The most terrifying piece of information that a stranger can give to you
is a telephone number. Telephone numbers have proven to be the direct cause of hours
- even days - worth of worry for me and I have been known to carry a person’s number
around with me for weeks on end, fretting about it like a stinking corpse
buried beneath my floorboards. Should I call the man that I met in the bar on
Friday night? What if he is an axe-wielding psycho killer? Or worse, the
absolute love of my life? Do I really have the qualifications and experience to
call and apply for this job? What if I’m seriously under-qualified and the interview
panel laugh at me? But the most undeniably heart-stopping moment is when you
are poised by the telephone, punching the numbers into the handset and waiting
for the connection to ring through. What if the cute guy from the bar doesn’t
remember me? What if I babble like an incompetent idiot and the company rejects
my job application?
If I am honest, I considered
conveniently misplacing Leonard’s phone number at first, but after a day or two
I decided that it would be rude to ignore his kind offer and besides, he appeared
to be quite a persistent character so there was a good chance that he would drop
by the church once in a while in the hope of bumping into me. I decided to call
him around mid-afternoon on Friday 5th of December and invite him to attend a Sunday
School-led carol service that was scheduled to take place that Sunday afternoon.

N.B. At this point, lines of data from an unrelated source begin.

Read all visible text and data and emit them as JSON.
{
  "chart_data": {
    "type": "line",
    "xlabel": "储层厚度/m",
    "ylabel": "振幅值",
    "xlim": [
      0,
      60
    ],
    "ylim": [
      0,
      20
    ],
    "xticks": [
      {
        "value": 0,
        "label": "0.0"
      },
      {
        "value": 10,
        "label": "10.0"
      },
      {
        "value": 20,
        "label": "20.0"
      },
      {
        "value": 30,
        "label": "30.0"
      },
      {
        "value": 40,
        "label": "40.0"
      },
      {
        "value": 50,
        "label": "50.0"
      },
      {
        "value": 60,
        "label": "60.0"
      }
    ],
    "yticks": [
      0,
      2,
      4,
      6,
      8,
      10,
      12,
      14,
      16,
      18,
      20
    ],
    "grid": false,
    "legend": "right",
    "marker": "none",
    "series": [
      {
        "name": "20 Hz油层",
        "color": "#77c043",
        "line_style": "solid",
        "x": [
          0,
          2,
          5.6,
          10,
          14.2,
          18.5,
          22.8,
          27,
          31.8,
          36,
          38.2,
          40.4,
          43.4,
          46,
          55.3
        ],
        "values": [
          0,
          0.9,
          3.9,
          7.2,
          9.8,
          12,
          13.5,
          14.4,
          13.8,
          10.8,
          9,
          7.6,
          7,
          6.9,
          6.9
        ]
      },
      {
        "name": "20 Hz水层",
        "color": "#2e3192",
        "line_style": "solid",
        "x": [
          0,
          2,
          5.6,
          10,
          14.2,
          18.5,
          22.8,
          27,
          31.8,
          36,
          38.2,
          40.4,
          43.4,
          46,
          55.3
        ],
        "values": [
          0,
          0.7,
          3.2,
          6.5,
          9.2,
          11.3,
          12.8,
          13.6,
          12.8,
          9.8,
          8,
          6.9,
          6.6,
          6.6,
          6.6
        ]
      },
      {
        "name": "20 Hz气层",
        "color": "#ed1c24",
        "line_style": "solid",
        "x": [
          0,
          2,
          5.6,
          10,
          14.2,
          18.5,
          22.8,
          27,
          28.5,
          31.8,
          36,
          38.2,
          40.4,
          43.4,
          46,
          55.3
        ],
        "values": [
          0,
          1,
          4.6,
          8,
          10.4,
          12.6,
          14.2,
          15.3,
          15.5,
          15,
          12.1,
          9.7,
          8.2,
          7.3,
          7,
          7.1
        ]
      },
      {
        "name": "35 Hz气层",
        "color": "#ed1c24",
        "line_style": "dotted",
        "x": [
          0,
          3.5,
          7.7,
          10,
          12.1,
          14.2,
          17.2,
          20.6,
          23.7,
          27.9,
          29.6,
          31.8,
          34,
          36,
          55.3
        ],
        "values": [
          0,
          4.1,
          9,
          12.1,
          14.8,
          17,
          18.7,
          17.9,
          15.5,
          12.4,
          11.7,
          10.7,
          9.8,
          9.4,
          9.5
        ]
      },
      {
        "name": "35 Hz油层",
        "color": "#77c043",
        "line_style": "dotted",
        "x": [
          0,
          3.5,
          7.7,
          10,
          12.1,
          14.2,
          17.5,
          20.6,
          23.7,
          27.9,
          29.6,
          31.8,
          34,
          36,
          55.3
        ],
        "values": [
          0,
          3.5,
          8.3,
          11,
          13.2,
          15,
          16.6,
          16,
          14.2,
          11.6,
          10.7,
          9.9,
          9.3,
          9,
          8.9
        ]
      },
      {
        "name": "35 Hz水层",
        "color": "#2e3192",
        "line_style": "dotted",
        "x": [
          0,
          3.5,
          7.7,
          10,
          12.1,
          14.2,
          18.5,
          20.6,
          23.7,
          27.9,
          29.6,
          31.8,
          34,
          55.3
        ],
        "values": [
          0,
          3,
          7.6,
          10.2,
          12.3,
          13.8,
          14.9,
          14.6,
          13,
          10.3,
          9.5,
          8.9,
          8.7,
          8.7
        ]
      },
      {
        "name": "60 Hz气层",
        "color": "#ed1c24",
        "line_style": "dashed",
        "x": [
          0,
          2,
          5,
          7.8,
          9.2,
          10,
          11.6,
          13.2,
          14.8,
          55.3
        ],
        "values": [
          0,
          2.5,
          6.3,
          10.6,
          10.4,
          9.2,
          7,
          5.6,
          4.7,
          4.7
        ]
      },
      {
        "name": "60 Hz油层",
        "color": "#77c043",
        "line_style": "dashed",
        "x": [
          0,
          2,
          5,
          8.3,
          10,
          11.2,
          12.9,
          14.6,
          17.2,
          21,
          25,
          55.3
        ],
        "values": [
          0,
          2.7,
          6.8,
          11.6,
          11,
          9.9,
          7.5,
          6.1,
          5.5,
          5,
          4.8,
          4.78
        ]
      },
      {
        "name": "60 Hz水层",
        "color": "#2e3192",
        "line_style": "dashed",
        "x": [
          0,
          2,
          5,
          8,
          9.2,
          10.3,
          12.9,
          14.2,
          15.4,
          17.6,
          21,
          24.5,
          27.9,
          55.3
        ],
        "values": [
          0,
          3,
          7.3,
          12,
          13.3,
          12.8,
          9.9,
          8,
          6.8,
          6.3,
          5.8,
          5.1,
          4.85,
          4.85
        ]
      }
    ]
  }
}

It was billed as a community event and an informal affair, so it seemed
appropriate to invite him along. I agonised all morning over when would be the
best time of day to call - taking care to avoid meal times and any post-lunch
naps that an elderly man might take – and he answered the phone with a
distracted and distant tone to his voice which suggested that he had forgotten
me at first, but he quickly became animated upon hearing my name. The
conversation that followed was rather stilted, but no more than expected for a polite
exchange between strangers. He was pleased that I had contacted him so soon
after our initial meeting but he was disappointed to inform me that he would be
leaving that very evening for a weekend in London, so we made arrangements to
meet during the following week and compared our diaries to find a day that suited
us both. It transpired that Leonard lived very close to the university but
thankfully he was sensitive to the implications of inviting a young woman to
his house and so he proposed that we met on the ‘neutral ground’ of the
university campus instead. After my Greek class on Tuesday afternoon was an
obvious choice as it allowed ample time for a pleasant chat but it was late
enough in the day to make my excuses and leave if I felt uncomfortable for any
reason.
Leonard’s attempts to put me
at ease were reassuring but they did nothing to stop me worrying about our
meeting for the entire duration of that weekend. I shared my reservations with
my boyfriend Alex who, in his typically overprotective way, asked several
probing questions about Leonard’s intentions, most of which concerned his age
and vigour. Alex and I met during my first year at university and we have been
living together since the start of my second year. He was in his final year of
a BA in Business Management when we met and he has recently accepted a position
in a high-ranking company in the centre of Birmingham (which seems to be absorbing
a great deal of his time, but that is another matter). I have discovered that Alex
can be painfully insensitive and oblivious to causing offence at times, but he
shares my concerns when it comes to family matters, financial worries and everyday
anxieties with the kind of unspoken understanding that is common between two
people who have formed a close bond. Fortunately Alex agreed that Leonard seemed
to be a harmless old man and he thought that my apprehensions were entirely unfounded,
adding, with a sarcastic grin, that should ever harm come of it then he would
instantly deny any agreement with our meeting.